Isto quer dizer que a família tradicional desapareceu? Ou que estamos caminhando para uma extinção geral da família? Ou que as relações familiares não estão mais no horizonte de desejos dos indivíduos?
Penso que aqui cabem algumas ressalvas iniciais, através dos dados trazidos pelo sociólogo sueco Goran Therborn. Ele destaca que as mudanças dos lugares sociais atribuídos aos homens e as mulheres não são globais e apontam para algumas regiões do mundo, ressaltando dois fatores: a influência da uma determinada cultura no padrão sexual, marital e familiar e as importantes diferenças nestes padrões entre uma cultura e outra. Mesmo dentro da Europa (segundo menor continente), há muita variação de comportamento relacional e sexual, e “portanto, é uma tarefa atemorizante tentar juntar tudo isto para transmitir um padrão de mudança secular global.” (P. 430). As mudanças na família e no comportamento sexual foram temporalmente desiguais – com períodos de mudança discernível, períodos de nenhuma ou pouca mudança, sendo que os sistemas familiares, em suas mudanças, tenderam a preservar suas características específicas. Assim, falar em uniformidade e homogeneidade dos movimentos sociais é fundamentalmente um recorte simplificador. 
Mas vamos segui-lo para pensar as mudanças. Therborn ressalta alguns marcos principais do início das grandes mudanças familiares (maiores especialmente na Europa e América do Norte):
• Erosão parcial do patriarcado, iniciado em 1910, mediante ampla reforma consensual na Escandinávia e violenta revolução na Rússia (1917). Alguns eventos sinalizam esta onda mundial contra os poderes e privilégios dos pais e maridos: em 40 e 50, o Japão ocupado pelos EUA, a China e a Revolução Comunista, e as Revoluções comunistas na Europa Oriental, a Declaração dos Direitos Humanos da ONU e 1975 – Ano Internacional da mulher,
• Instalação mundial do controle da natalidade/fecundidade,
• Declínio do casamento e aumento da idade da mulher solteira.

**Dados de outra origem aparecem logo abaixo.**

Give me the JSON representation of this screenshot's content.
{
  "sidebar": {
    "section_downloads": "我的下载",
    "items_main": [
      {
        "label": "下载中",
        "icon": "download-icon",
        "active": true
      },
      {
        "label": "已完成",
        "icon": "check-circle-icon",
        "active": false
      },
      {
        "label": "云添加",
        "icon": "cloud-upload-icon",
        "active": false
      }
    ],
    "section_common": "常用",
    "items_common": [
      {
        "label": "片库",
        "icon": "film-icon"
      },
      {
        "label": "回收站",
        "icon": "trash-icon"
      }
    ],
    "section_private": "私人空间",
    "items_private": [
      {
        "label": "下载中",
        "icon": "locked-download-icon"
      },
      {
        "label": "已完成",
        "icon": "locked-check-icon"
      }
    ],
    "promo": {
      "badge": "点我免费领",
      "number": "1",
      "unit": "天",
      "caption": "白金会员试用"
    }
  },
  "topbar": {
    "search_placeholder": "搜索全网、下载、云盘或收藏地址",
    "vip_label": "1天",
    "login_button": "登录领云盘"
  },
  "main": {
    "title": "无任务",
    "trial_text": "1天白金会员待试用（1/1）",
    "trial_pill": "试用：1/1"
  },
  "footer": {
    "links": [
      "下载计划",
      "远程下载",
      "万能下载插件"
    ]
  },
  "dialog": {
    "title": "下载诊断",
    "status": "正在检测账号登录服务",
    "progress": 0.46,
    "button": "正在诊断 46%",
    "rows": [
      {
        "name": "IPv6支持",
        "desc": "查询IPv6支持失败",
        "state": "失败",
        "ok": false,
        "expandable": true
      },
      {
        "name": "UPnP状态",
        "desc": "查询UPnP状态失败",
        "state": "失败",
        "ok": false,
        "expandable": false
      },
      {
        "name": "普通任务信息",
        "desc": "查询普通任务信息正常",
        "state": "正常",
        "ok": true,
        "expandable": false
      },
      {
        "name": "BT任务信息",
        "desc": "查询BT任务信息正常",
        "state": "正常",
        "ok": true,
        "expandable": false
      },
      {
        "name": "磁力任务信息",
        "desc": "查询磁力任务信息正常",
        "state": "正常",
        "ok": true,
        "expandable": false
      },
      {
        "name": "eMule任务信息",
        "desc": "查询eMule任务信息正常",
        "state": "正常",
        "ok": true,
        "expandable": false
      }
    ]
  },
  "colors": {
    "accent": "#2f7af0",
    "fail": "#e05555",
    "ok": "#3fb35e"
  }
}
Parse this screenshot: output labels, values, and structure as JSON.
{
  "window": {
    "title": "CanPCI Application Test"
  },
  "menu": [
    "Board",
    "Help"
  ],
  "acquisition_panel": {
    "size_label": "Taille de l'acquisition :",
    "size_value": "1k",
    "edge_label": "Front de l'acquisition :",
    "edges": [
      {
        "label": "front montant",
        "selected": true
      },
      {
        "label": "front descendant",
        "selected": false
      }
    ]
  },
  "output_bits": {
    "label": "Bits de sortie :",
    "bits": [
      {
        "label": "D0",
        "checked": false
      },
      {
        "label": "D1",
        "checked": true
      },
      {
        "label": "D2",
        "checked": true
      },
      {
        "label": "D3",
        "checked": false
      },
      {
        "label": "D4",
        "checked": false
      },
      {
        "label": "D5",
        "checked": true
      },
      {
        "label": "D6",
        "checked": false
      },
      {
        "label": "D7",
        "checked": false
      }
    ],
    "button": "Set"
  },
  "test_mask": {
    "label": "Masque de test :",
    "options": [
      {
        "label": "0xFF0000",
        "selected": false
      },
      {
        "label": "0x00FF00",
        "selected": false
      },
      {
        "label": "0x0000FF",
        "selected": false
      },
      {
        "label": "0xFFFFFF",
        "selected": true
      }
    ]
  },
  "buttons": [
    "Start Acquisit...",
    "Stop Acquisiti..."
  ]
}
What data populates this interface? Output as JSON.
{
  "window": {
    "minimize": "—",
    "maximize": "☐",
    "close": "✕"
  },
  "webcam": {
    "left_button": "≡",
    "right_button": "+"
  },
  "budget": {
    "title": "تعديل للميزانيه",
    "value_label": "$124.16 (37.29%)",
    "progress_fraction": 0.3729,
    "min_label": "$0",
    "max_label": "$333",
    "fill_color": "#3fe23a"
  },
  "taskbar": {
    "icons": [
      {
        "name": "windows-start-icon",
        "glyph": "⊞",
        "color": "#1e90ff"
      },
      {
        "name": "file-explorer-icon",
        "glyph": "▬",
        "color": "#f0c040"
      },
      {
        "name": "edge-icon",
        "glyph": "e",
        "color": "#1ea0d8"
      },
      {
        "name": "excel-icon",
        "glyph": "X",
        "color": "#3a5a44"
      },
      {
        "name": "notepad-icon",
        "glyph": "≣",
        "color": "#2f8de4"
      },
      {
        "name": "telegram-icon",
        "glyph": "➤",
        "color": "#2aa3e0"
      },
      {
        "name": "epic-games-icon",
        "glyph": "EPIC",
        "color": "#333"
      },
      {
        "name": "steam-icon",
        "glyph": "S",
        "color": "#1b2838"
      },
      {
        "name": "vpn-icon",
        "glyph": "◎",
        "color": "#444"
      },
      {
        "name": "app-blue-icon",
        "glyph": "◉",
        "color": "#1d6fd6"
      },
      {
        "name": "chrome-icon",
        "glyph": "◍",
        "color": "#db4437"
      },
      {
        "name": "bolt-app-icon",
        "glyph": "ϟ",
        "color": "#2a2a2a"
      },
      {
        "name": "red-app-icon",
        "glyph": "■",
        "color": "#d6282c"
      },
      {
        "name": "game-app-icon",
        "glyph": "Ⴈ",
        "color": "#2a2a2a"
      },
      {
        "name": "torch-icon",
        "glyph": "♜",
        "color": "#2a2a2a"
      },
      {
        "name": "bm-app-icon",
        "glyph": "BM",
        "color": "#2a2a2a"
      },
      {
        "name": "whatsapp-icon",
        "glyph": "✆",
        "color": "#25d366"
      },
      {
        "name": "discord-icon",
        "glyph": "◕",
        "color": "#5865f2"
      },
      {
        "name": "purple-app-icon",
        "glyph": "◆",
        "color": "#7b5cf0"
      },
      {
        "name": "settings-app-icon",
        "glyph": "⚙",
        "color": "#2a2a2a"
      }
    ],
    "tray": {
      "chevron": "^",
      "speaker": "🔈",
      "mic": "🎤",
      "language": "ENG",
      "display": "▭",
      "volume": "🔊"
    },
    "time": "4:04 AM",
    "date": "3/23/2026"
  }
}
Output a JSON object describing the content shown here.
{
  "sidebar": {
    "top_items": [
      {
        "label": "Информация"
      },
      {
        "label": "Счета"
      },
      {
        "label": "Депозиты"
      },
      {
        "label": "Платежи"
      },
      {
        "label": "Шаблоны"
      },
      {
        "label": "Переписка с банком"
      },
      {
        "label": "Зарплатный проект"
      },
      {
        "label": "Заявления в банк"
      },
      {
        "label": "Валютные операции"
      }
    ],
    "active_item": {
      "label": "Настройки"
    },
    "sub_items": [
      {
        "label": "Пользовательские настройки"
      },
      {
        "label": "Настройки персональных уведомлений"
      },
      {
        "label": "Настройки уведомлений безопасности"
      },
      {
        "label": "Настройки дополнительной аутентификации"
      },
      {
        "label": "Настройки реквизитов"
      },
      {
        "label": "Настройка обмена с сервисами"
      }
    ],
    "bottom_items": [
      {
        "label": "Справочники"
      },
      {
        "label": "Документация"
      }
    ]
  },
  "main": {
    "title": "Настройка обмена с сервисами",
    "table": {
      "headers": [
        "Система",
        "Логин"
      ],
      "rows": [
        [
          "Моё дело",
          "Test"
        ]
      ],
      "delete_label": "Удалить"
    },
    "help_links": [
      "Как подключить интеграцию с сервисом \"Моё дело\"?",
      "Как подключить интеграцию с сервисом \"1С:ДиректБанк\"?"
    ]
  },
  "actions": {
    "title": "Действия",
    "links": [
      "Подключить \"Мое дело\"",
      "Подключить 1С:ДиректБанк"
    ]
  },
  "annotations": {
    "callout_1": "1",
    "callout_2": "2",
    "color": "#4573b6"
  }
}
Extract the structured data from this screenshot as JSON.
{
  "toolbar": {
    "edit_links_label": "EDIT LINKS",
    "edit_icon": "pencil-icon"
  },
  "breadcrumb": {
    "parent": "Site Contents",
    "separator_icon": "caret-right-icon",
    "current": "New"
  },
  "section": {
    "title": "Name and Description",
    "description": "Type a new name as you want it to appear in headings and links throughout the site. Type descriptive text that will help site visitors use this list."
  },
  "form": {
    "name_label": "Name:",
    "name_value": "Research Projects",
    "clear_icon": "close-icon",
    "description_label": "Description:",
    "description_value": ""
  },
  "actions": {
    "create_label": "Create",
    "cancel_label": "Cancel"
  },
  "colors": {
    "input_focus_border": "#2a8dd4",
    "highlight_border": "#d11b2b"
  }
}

Sobre o patriarcado, o autor afirma que este ainda governa a maior parte da Ásia, África e Leste Asiático. Onde pais e maridos não dominam, a ordem psicossexual é geralmente controlada pela falocracia ou pelo poder sexual masculino assimétrico. Assim, patriarcado e a falocracia (domínio dos homens) ainda representam importantes fenômenos do século XXI e há pouca razão para crer que eles estarão em breve eliminados. Os pilares remanescentes do patriarcado, entretanto, estão sendo corroídos por redes internationais, cultura de massa, forças da educação feminina, abertura de mercado de trabalho e políticas públicas a favor da igualdade de gêneros. O patriarcado está agora entrincheirado nas regiões pobres do mundo, e o ritmo de seu desaparecimento dependerá muito do vigor futuro do desenvolvimento econômico dessas regiões. 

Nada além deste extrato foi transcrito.